Northern Ireland

Prince Charles' NIO letter about Armagh Jail

Prince Charles Image copyright PA
Image caption The release of Prince Charles' private letters follows a decade-long campaign by the Guardian

A private letter sent by the Prince of Wales to the Northern Ireland Office 11 years ago was about Armagh Jail.

Twenty-seven letters, sent to Labour government ministers about a decade ago, have been published after a lengthy legal battle.

Prince Charles wrote to then Northern Ireland Secretary Paul Murphy offering his assistance in any plans for the conservation and reuse of the jail.

Release of the letters follows a decade-long campaign by the Guardian.

Image caption Prince Charles wrote to the then NI secretary about the redevelopment of Armagh Jail
Image copyright Nio
Image caption The letter was one of 27 that have been published following a lengthy legal battle

The Prince of Wales wrote to Mr Murphy a week after staying at Hillsborough Castle, the Queen's official residence in Northern Ireland.

In the correspondence, dated 6 September 2004, the prince refers to an "Action-Learning Pilot Scheme" that he discussed with Mr Murphy.

Prince Charles said if the scheme was implemented, it "could help perhaps to break the mould of housing "ghettoes" in Northern Ireland.

The letter also reflected the prince's interest in the redevelopment of Ebrington barracks in Londonderry.

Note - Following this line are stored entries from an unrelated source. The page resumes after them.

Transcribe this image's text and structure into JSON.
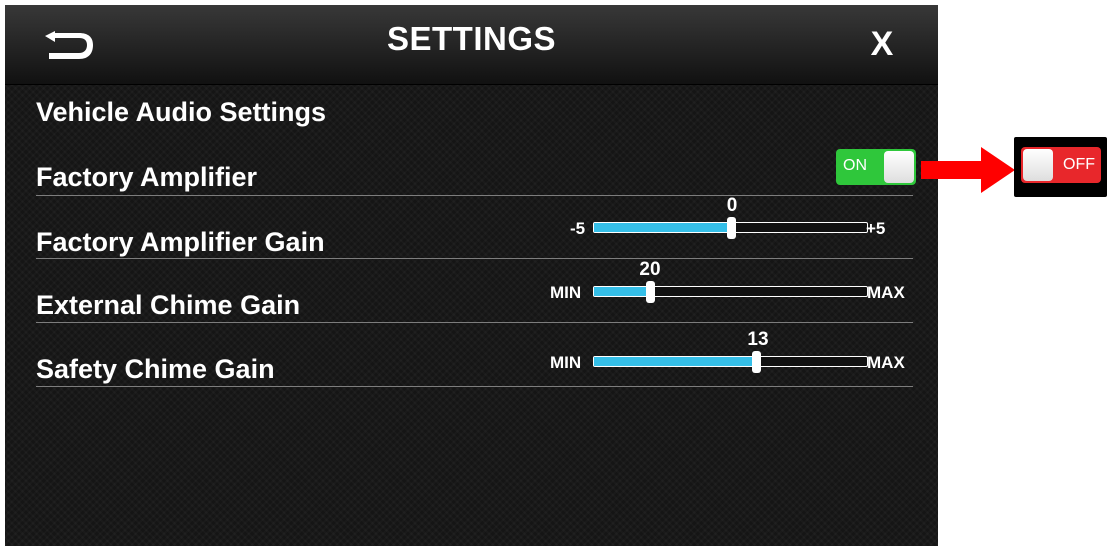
{
  "header": {
    "title": "SETTINGS",
    "back_icon": "back-arrow-icon",
    "close_label": "X"
  },
  "section_title": "Vehicle Audio Settings",
  "rows": {
    "factory_amplifier": {
      "label": "Factory Amplifier",
      "toggle": "ON",
      "toggle_state": true
    },
    "factory_amplifier_gain": {
      "label": "Factory Amplifier Gain",
      "min": "-5",
      "max": "+5",
      "value": "0",
      "range": [
        -5,
        5
      ],
      "fraction": 0.5
    },
    "external_chime_gain": {
      "label": "External Chime Gain",
      "min": "MIN",
      "max": "MAX",
      "value": "20",
      "fraction": 0.2
    },
    "safety_chime_gain": {
      "label": "Safety Chime Gain",
      "min": "MIN",
      "max": "MAX",
      "value": "13",
      "fraction": 0.6
    }
  },
  "callout": {
    "toggle": "OFF",
    "toggle_state": false,
    "arrow_color": "#ff0000"
  },
  "colors": {
    "accent_on": "#2fc73b",
    "accent_off": "#e8272b",
    "slider_fill": "#35bfe8"
  }
}
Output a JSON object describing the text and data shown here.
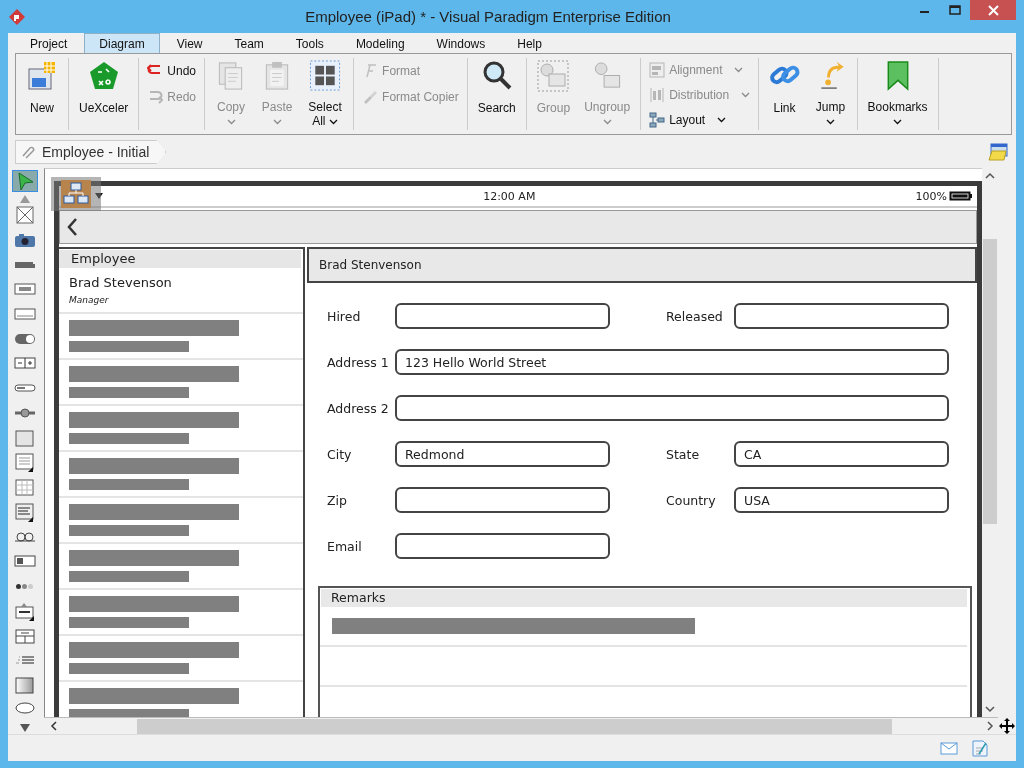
{
  "window": {
    "title": "Employee (iPad) * - Visual Paradigm Enterprise Edition"
  },
  "menu_tabs": [
    {
      "label": "Project",
      "selected": false
    },
    {
      "label": "Diagram",
      "selected": true
    },
    {
      "label": "View",
      "selected": false
    },
    {
      "label": "Team",
      "selected": false
    },
    {
      "label": "Tools",
      "selected": false
    },
    {
      "label": "Modeling",
      "selected": false
    },
    {
      "label": "Windows",
      "selected": false
    },
    {
      "label": "Help",
      "selected": false
    }
  ],
  "ribbon": {
    "groups": [
      {
        "items": [
          {
            "label": "New",
            "kind": "large",
            "disabled": false,
            "dropdown": false
          }
        ]
      },
      {
        "items": [
          {
            "label": "UeXceler",
            "kind": "large",
            "disabled": false,
            "dropdown": false
          }
        ]
      },
      {
        "items": [
          {
            "label": "Undo",
            "kind": "small",
            "disabled": false,
            "dropdown": false
          },
          {
            "label": "Redo",
            "kind": "small",
            "disabled": true,
            "dropdown": false
          }
        ]
      },
      {
        "items": [
          {
            "label": "Copy",
            "kind": "large",
            "disabled": true,
            "dropdown": true
          },
          {
            "label": "Paste",
            "kind": "large",
            "disabled": true,
            "dropdown": true
          },
          {
            "label": "Select All",
            "kind": "large",
            "disabled": false,
            "dropdown": true
          }
        ]
      },
      {
        "items": [
          {
            "label": "Format",
            "kind": "small",
            "disabled": true,
            "dropdown": false
          },
          {
            "label": "Format Copier",
            "kind": "small",
            "disabled": true,
            "dropdown": false
          }
        ]
      },
      {
        "items": [
          {
            "label": "Search",
            "kind": "large",
            "disabled": false,
            "dropdown": false
          }
        ]
      },
      {
        "items": [
          {
            "label": "Group",
            "kind": "large",
            "disabled": true,
            "dropdown": false
          },
          {
            "label": "Ungroup",
            "kind": "large",
            "disabled": true,
            "dropdown": true
          }
        ]
      },
      {
        "items": [
          {
            "label": "Alignment",
            "kind": "small",
            "disabled": true,
            "dropdown": true
          },
          {
            "label": "Distribution",
            "kind": "small",
            "disabled": true,
            "dropdown": true
          },
          {
            "label": "Layout",
            "kind": "small",
            "disabled": false,
            "dropdown": true
          }
        ]
      },
      {
        "items": [
          {
            "label": "Link",
            "kind": "large",
            "disabled": false,
            "dropdown": false
          },
          {
            "label": "Jump",
            "kind": "large",
            "disabled": false,
            "dropdown": true
          }
        ]
      },
      {
        "items": [
          {
            "label": "Bookmarks",
            "kind": "large",
            "disabled": false,
            "dropdown": true
          }
        ]
      }
    ]
  },
  "breadcrumb": {
    "label": "Employee - Initial"
  },
  "palette": [
    {
      "selected": true
    },
    {
      "selected": false
    },
    {
      "selected": false
    },
    {
      "selected": false
    },
    {
      "selected": false
    },
    {
      "selected": false
    },
    {
      "selected": false
    },
    {
      "selected": false
    },
    {
      "selected": false
    },
    {
      "selected": false
    },
    {
      "selected": false
    },
    {
      "selected": false
    },
    {
      "selected": false
    },
    {
      "selected": false
    },
    {
      "selected": false
    },
    {
      "selected": false
    },
    {
      "selected": false
    },
    {
      "selected": false
    },
    {
      "selected": false
    },
    {
      "selected": false
    },
    {
      "selected": false
    },
    {
      "selected": false
    }
  ],
  "mockup": {
    "status_bar": {
      "time": "12:00 AM",
      "battery": "100%"
    },
    "list": {
      "header": "Employee",
      "items": [
        {
          "kind": "text",
          "title": "Brad Stevenson",
          "subtitle": "Manager"
        },
        {
          "kind": "placeholder"
        },
        {
          "kind": "placeholder"
        },
        {
          "kind": "placeholder"
        },
        {
          "kind": "placeholder"
        },
        {
          "kind": "placeholder"
        },
        {
          "kind": "placeholder"
        },
        {
          "kind": "placeholder"
        },
        {
          "kind": "placeholder"
        },
        {
          "kind": "placeholder"
        }
      ]
    },
    "detail": {
      "header": "Brad Stenvenson",
      "rows": [
        {
          "kind": "pair",
          "fields": [
            {
              "label": "Hired"
            },
            {
              "label": "Released"
            }
          ]
        },
        {
          "kind": "wide",
          "fields": [
            {
              "label": "Address 1",
              "value": "123 Hello World Street"
            }
          ]
        },
        {
          "kind": "wide",
          "fields": [
            {
              "label": "Address 2"
            }
          ]
        },
        {
          "kind": "pair",
          "fields": [
            {
              "label": "City",
              "value": "Redmond"
            },
            {
              "label": "State",
              "value": "CA"
            }
          ]
        },
        {
          "kind": "pair",
          "fields": [
            {
              "label": "Zip"
            },
            {
              "label": "Country",
              "value": "USA"
            }
          ]
        },
        {
          "kind": "single",
          "fields": [
            {
              "label": "Email"
            }
          ]
        }
      ],
      "remarks": {
        "header": "Remarks",
        "rows": [
          {
            "kind": "placeholder"
          },
          {
            "kind": "empty"
          },
          {
            "kind": "empty"
          }
        ]
      }
    }
  }
}
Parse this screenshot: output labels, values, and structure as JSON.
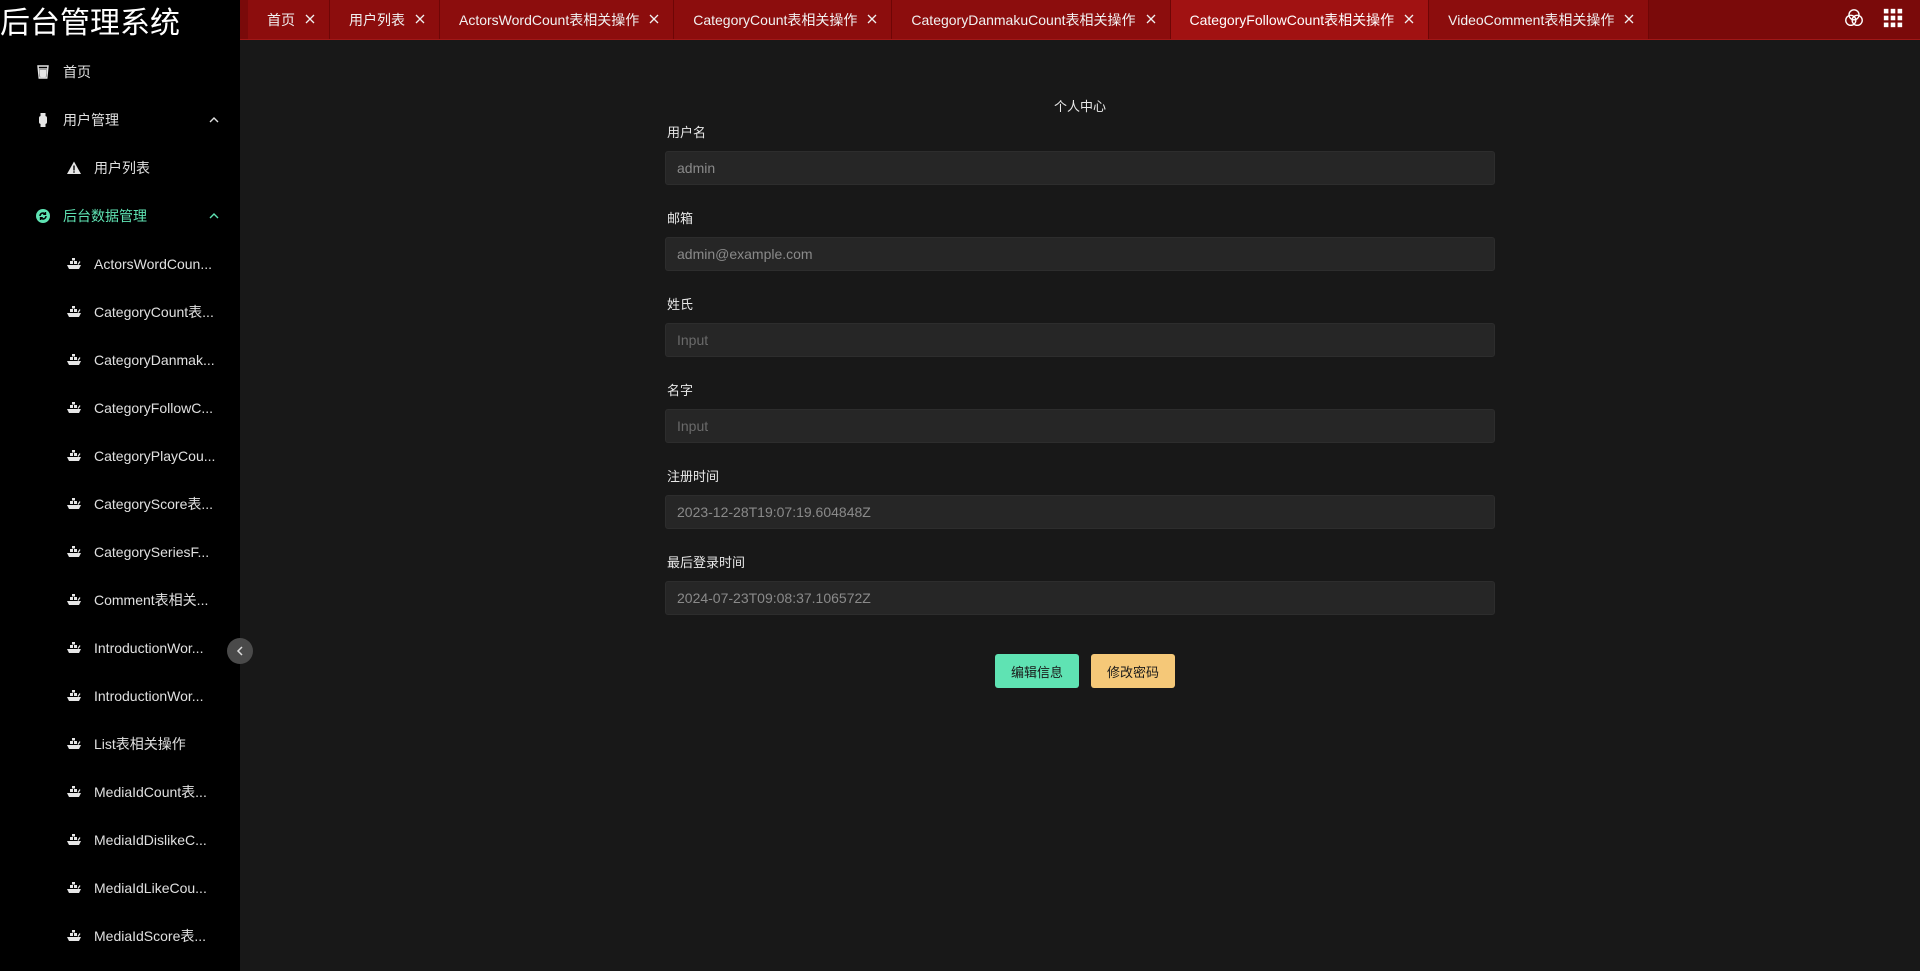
{
  "app": {
    "title": "后台管理系统"
  },
  "sidebar": {
    "items": [
      {
        "label": "首页",
        "icon": "cup-icon",
        "level": 1,
        "active": false
      },
      {
        "label": "用户管理",
        "icon": "watch-icon",
        "level": 1,
        "active": false,
        "expanded": true
      },
      {
        "label": "用户列表",
        "icon": "warning-icon",
        "level": 2,
        "active": false
      },
      {
        "label": "后台数据管理",
        "icon": "refresh-icon",
        "level": 1,
        "active": true,
        "expanded": true
      },
      {
        "label": "ActorsWordCoun...",
        "icon": "ship-icon",
        "level": 2
      },
      {
        "label": "CategoryCount表...",
        "icon": "ship-icon",
        "level": 2
      },
      {
        "label": "CategoryDanmak...",
        "icon": "ship-icon",
        "level": 2
      },
      {
        "label": "CategoryFollowC...",
        "icon": "ship-icon",
        "level": 2
      },
      {
        "label": "CategoryPlayCou...",
        "icon": "ship-icon",
        "level": 2
      },
      {
        "label": "CategoryScore表...",
        "icon": "ship-icon",
        "level": 2
      },
      {
        "label": "CategorySeriesF...",
        "icon": "ship-icon",
        "level": 2
      },
      {
        "label": "Comment表相关...",
        "icon": "ship-icon",
        "level": 2
      },
      {
        "label": "IntroductionWor...",
        "icon": "ship-icon",
        "level": 2
      },
      {
        "label": "IntroductionWor...",
        "icon": "ship-icon",
        "level": 2
      },
      {
        "label": "List表相关操作",
        "icon": "ship-icon",
        "level": 2
      },
      {
        "label": "MediaIdCount表...",
        "icon": "ship-icon",
        "level": 2
      },
      {
        "label": "MediaIdDislikeC...",
        "icon": "ship-icon",
        "level": 2
      },
      {
        "label": "MediaIdLikeCou...",
        "icon": "ship-icon",
        "level": 2
      },
      {
        "label": "MediaIdScore表...",
        "icon": "ship-icon",
        "level": 2
      }
    ]
  },
  "tabs": [
    {
      "label": "首页",
      "current": false
    },
    {
      "label": "用户列表",
      "current": false
    },
    {
      "label": "ActorsWordCount表相关操作",
      "current": false
    },
    {
      "label": "CategoryCount表相关操作",
      "current": false
    },
    {
      "label": "CategoryDanmakuCount表相关操作",
      "current": false
    },
    {
      "label": "CategoryFollowCount表相关操作",
      "current": true
    },
    {
      "label": "VideoComment表相关操作",
      "current": false
    }
  ],
  "profile": {
    "title": "个人中心",
    "fields": [
      {
        "label": "用户名",
        "value": "admin",
        "placeholder": ""
      },
      {
        "label": "邮箱",
        "value": "admin@example.com",
        "placeholder": ""
      },
      {
        "label": "姓氏",
        "value": "",
        "placeholder": "Input"
      },
      {
        "label": "名字",
        "value": "",
        "placeholder": "Input"
      },
      {
        "label": "注册时间",
        "value": "2023-12-28T19:07:19.604848Z",
        "placeholder": ""
      },
      {
        "label": "最后登录时间",
        "value": "2024-07-23T09:08:37.106572Z",
        "placeholder": ""
      }
    ],
    "edit_label": "编辑信息",
    "password_label": "修改密码"
  },
  "colors": {
    "accent": "#5fe3b3",
    "warning_button": "#f5c878",
    "topbar": "#8c0d0d"
  }
}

In a separate letter to the then Prime Minister Tony Blair, also written in September 2004, Prince Charles said that during a visit to Northern Ireland he had been "able to see the hugely impressive airborne surveillance capability provided by the Armed Forces in the province".

Prince Charles raised his concerns about delays in procuring a replacement for the Army Air Corps's Lynx helicopters, stressing the challenging job the Air Corps was facing in Iraq.

The 27 letters, written to seven government departments between September 2004 and April 2005, were published on Wednesday with redactions.

A government veto on publication was declared unlawful by the Court of Appeal last year - a decision which was upheld by the Supreme Court in March.

Clarence House said the move would "only inhibit" the prince's ability to express his concerns.